Hexion has up to one year to close the transaction, which is subject to regulatory approval
and the approval of Huntsman’s shareholders, of which the Huntsman family, a Huntsman charitable
trust and private equity firm MatlinPatterson Global Advisers LLP — all in favor of the transaction
— represent 57 percent. The period may be extended by 90 days by Huntsman’s Board of Directors
under certain circumstances. Beginning 270 days from July 12, 2007 — the date of the purchase
agreement — the price per share due from Hexion will increase at the annual rate of 8 percent.

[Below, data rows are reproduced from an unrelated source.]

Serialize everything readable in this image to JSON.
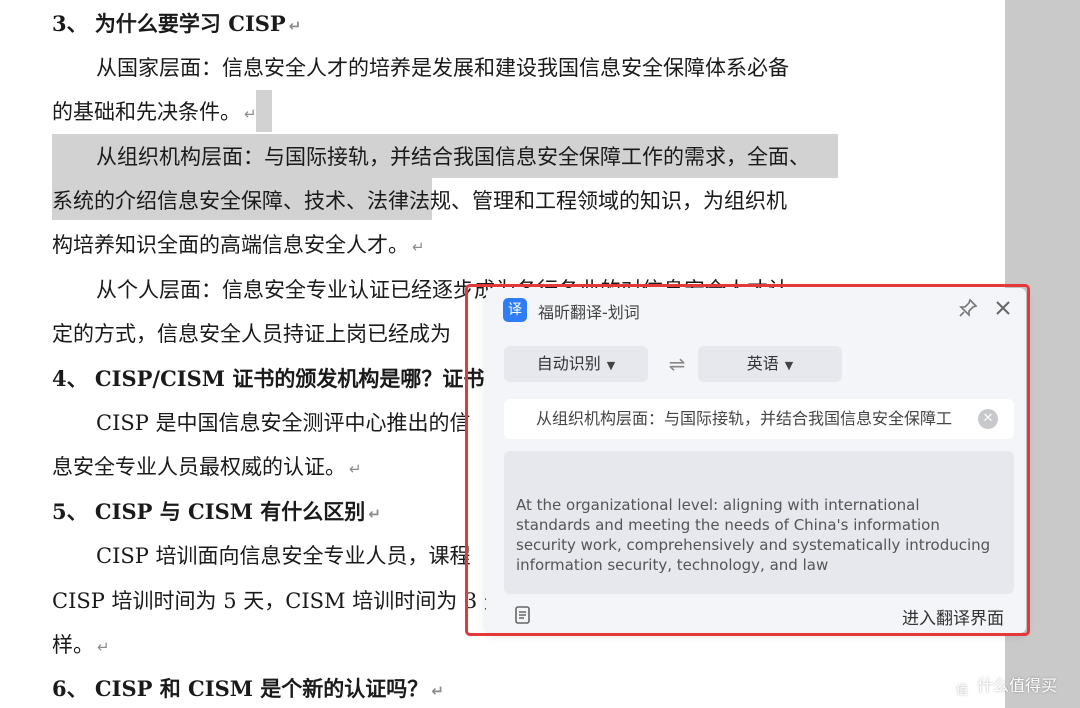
{
  "document": {
    "lines": [
      {
        "text": "3、 为什么要学习 CISP",
        "bold": true
      },
      {
        "text": "从国家层面：信息安全人才的培养是发展和建设我国信息安全保障体系必备"
      },
      {
        "text": "的基础和先决条件。"
      },
      {
        "text": "从组织机构层面：与国际接轨，并结合我国信息安全保障工作的需求，全面、"
      },
      {
        "text": "系统的介绍信息安全保障、技术、法律法规、管理和工程领域的知识，为组织机"
      },
      {
        "text": "构培养知识全面的高端信息安全人才。"
      },
      {
        "text": "从个人层面：信息安全专业认证已经逐步成为各行各业的对信息安全人才认"
      },
      {
        "text": "定的方式，信息安全人员持证上岗已经成为"
      },
      {
        "text": "4、 CISP/CISM 证书的颁发机构是哪？证书",
        "bold": true
      },
      {
        "text": "CISP 是中国信息安全测评中心推出的信"
      },
      {
        "text": "息安全专业人员最权威的认证。"
      },
      {
        "text": "5、 CISP 与 CISM 有什么区别",
        "bold": true
      },
      {
        "text": "CISP 培训面向信息安全专业人员，课程"
      },
      {
        "text": "CISP 培训时间为 5 天，CISM 培训时间为 3 天"
      },
      {
        "text": "样。"
      },
      {
        "text": "6、 CISP 和 CISM 是个新的认证吗？",
        "bold": true
      }
    ],
    "paragraph_mark": "↵"
  },
  "popup": {
    "logo_glyph": "译",
    "title": "福昕翻译-划词",
    "source_lang": "自动识别",
    "target_lang": "英语",
    "swap_symbol": "⇌",
    "source_text": "从组织机构层面：与国际接轨，并结合我国信息安全保障工",
    "result_lines": [
      "At the organizational level: aligning with international",
      "standards and meeting the needs of China's information",
      "security work, comprehensively and systematically introducing",
      "information security, technology, and law"
    ],
    "enter_label": "进入翻译界面",
    "icons": [
      "pin-icon",
      "close-icon",
      "caret-down-icon",
      "swap-icon",
      "clear-icon",
      "copy-icon"
    ]
  },
  "watermark": {
    "text": "什么值得买",
    "icon_glyph": "值"
  },
  "colors": {
    "highlight_border": "#e5383b",
    "logo_blue": "#2f7df6",
    "selection_gray": "#d2d2d2"
  }
}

“This is a very favorable outcome for our shareholders and one that reflects a confidence in
our company of which our associates can be very proud,” said Peter R. Huntsman, president and CEO,
Huntsman. “[Hexion and Huntsman] have complementary businesses and, together, will have an even
stronger technology platform from which to serve our customers.”

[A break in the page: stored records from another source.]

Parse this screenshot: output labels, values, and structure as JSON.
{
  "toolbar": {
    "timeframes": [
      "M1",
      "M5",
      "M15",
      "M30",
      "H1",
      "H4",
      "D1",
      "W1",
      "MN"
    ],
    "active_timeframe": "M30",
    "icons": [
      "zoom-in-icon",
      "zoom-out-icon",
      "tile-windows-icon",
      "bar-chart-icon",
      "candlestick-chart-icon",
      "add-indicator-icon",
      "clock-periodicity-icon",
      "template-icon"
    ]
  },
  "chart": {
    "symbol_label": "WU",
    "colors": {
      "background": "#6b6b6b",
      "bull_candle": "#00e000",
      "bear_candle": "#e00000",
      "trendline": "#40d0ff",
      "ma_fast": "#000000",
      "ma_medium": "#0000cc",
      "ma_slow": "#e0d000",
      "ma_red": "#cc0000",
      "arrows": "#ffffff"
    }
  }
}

“This transaction provides Hexion and Huntsman with a great opportunity to create a
world-class company with leading-edge products and technologies, a greatly expanded global reach
particularly in the high-growth Asia-Pacific region, and an outstanding team of people,” said Craig
O. Morrison, chairman and CEO, Hexion.

The combined companies will have a workforce of 21,000 associates in 180 locations worldwide
and annual sales of more than $14 billion.



July 17, 2007

United States Challenges Chinese Trade Subsidies

The US Trade Representative (USTR)
has asked the World Trade Organization (WTO) to establish a dispute settlement panel to address
what it says are illegal trade subsidies prohibited by WTO rules. The controversy surrounds certain
financial assistance given Chinese manufacturers, which the United States believes are “
trade-distorting subsidies.”

In an effort to resolve the dispute through negotiation, the United States and China have
held two rounds of consultations that resulted in only minor concessions, which the United States
says do not go far enough. In announcing the action, Sean Spicer, a spokesman for the office of the
USTR, said: “China has taken a positive step by repealing one of the subsidy programs we
challenged, but much more needs to be done. We continue to prefer a negotiated settlement to this
dispute, but without assurance of complete corrective action by China, we must continue to pursue
the WTO process.”

The United States says subsidies conditioned either on a firm’s use of domestic over
imported content or on exports are prohibited by the WTO. Special tax breaks under a newly enacted
Chinese law also are in dispute. US textile manufacturers have listed financial incentives along
with other forms of subsidies, such as currency manipulation, as illegal actions by the Chinese
government.

Mexico, which was involved in the earlier consultations, is expected to join the United
States in the request for dispute settlement action.